To wrap up, term sheets weren’t created to be intimidating. But because it demands clarity, founders are required to approach term sheets with curiosity, a willingness to learn, and the necessary questions until they understand every clause.  

Having a clear understanding of the difference between a preferred equity term sheet, a SAFE, and a shareholder agreement vs bylaws will give founders the advantage to make negotiations from a solid place. Being knowledgeable in making negotiations about equity in startups isn’t about milking investors; it’s about creating conditions that’ll help the company have sustainable growth in the long run. 
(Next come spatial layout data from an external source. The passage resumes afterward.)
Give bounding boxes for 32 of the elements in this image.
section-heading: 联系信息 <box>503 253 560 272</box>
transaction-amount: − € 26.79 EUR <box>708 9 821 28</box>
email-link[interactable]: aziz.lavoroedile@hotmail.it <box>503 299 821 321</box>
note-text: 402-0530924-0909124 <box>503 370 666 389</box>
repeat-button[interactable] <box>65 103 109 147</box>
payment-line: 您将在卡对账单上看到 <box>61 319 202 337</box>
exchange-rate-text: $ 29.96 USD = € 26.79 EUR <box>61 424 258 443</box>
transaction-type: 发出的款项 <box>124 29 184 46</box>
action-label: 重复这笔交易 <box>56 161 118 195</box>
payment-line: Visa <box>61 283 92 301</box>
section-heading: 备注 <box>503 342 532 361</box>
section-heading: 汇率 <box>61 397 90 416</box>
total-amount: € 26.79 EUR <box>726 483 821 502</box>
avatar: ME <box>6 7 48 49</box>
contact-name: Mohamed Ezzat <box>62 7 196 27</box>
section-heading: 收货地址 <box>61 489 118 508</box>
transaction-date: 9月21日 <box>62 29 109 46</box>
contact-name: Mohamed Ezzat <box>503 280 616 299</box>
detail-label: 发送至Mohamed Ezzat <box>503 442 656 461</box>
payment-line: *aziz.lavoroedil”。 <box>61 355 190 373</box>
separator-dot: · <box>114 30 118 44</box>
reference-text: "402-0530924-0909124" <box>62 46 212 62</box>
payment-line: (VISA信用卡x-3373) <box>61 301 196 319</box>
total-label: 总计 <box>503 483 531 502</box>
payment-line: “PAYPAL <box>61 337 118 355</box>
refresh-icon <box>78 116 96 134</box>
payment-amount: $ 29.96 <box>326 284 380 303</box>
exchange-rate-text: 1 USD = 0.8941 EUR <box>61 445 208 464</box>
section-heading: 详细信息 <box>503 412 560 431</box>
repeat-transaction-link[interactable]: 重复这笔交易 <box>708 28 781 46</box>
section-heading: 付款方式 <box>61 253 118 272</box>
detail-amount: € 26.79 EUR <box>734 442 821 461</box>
The founders who maintain healthy relationships with their investors and raise several rounds are rarely the ones who win the negotiating battle. They’re the ones with a clear understanding of the negotiation process, and that’s why they’re most successful. 

Term sheets are a form of commitment and discipline. They compel both sides to shed light on their expectations. Founders are expected to go over them carefully, ask questions about what they don’t understand, and ensure that the terms you’ll sign will still serve you when you’re raising your Series A or planning an exit.

Your first term sheet won’t define your startup. But the transparency that it produces will shape everything that comes next.